The difficulties became worse because of the style as well as the substance of her attacks on her successor. Egged on by sycophants in the press and in her new parliamentary fan club, she became recklessly indiscreet. I recall a dinner in the home of John Aspinall in late 1991 when she openly mocked John Major as ‘A puir wee bairn’ and ‘the boy from Coldharbour Lane’. She accused him of ‘having no courage and no backbone’. He was ‘hell-bent on destroying the legacy I left him’.
20
Many such derisive sneerings found their way into the press.

It was clear that some of this criticism was close to irrational. For example, she fulminated against the compassionate but minor policy of paying compensation to haemophiliacs who had been infected with HIV as a result of contaminated blood transfusions supplied by the NHS. On a larger canvas, she was furious that Michael Heseltine was brought back into the cabinet. She even railed against the inevitable decision to halt the poll tax and revert to a much more equitable version of the Community Charge. But her two greatest battles of overt opposition to the government were over Bosnia and Maastricht.
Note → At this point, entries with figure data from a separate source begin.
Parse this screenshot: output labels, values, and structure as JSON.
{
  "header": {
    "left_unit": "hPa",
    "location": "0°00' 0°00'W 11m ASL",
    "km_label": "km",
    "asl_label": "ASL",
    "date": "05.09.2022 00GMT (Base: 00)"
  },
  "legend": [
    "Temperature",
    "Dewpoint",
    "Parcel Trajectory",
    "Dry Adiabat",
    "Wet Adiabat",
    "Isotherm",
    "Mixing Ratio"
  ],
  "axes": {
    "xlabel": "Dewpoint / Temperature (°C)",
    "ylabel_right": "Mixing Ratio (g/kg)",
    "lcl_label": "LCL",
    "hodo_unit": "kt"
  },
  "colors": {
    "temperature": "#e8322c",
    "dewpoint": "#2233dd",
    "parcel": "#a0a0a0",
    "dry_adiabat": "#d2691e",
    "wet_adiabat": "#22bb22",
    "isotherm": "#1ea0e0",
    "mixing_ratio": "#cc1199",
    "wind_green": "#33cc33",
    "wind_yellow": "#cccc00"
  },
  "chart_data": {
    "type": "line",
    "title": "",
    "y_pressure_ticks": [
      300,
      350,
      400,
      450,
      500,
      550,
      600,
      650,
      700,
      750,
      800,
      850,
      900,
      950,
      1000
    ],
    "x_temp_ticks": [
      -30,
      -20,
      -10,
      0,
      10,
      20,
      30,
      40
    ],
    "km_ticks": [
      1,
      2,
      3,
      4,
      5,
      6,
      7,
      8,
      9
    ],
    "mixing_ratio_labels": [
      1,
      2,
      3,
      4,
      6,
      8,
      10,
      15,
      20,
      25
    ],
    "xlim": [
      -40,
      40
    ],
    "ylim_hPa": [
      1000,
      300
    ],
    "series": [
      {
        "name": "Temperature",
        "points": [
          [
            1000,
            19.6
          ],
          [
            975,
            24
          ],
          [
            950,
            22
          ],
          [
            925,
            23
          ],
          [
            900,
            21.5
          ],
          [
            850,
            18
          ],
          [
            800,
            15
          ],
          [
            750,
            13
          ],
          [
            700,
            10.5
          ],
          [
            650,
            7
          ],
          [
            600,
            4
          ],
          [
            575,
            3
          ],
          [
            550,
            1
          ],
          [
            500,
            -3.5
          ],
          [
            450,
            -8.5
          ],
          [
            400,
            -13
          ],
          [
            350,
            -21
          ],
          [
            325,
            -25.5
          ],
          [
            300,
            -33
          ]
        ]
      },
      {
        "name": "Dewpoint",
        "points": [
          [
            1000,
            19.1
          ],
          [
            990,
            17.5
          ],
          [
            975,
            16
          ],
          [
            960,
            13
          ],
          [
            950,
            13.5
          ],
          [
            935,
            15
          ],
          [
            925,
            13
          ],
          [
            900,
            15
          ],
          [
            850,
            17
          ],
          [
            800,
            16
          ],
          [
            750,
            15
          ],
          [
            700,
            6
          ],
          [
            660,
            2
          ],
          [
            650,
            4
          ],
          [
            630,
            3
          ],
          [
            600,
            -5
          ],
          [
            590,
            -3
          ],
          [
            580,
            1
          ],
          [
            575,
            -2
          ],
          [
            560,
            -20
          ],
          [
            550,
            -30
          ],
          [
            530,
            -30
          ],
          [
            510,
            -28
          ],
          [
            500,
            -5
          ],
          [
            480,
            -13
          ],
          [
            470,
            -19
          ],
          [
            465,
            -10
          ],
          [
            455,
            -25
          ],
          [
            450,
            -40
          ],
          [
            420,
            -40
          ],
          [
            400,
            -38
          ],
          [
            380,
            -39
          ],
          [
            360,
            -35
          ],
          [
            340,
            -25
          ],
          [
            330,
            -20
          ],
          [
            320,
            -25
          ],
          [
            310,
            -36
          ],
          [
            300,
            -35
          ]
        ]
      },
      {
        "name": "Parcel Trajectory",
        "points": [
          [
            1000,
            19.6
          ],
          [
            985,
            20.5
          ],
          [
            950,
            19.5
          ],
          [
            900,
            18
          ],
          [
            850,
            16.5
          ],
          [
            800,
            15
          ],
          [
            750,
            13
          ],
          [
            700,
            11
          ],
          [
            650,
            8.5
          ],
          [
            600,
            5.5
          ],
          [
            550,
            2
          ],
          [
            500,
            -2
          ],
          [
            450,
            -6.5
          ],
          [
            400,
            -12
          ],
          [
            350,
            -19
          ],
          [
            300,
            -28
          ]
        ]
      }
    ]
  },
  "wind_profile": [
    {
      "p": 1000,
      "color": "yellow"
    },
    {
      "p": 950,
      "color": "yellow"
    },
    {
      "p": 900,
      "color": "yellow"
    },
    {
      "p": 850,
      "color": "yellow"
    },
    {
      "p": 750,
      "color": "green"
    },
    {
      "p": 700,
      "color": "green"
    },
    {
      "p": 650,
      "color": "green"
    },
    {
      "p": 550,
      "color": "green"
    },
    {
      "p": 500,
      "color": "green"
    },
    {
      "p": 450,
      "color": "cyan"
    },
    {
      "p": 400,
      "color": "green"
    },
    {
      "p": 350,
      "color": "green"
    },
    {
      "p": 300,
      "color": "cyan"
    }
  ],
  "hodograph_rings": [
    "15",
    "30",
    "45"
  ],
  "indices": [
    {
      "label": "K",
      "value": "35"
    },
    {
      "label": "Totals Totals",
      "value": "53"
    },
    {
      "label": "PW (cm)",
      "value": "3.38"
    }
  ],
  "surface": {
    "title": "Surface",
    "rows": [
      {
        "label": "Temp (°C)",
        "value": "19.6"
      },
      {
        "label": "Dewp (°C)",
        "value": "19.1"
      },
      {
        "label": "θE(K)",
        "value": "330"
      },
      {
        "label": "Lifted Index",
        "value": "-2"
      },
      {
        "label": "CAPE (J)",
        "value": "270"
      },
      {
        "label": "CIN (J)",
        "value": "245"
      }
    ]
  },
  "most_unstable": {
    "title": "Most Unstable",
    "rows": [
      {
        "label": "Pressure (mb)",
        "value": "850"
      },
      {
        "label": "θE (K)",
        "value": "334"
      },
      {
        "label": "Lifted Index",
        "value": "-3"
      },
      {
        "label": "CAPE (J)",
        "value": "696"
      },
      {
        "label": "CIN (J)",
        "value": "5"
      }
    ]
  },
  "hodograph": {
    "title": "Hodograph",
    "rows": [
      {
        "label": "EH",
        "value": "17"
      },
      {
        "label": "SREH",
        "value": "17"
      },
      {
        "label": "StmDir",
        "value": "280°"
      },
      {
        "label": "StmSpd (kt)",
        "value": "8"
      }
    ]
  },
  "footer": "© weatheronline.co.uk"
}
As the ethnic violence in the republics of former Yugoslavia worsened, Margaret Thatcher championed the cause of Western military intervention to oppose the Serbian excesses and atrocities, particularly in Bosnia. The Major government – and for a long while the Clinton administration – rejected her advice on the grounds that the West should avoid getting dragged into a Balkan civil war. But in the end, Margaret Thatcher’s view was largely vindicated. The Serbs only stopped their horrific practice of ethnic cleansing because the deployment of US military power brought them to the negotiating table and the Dayton Agreement in 1995.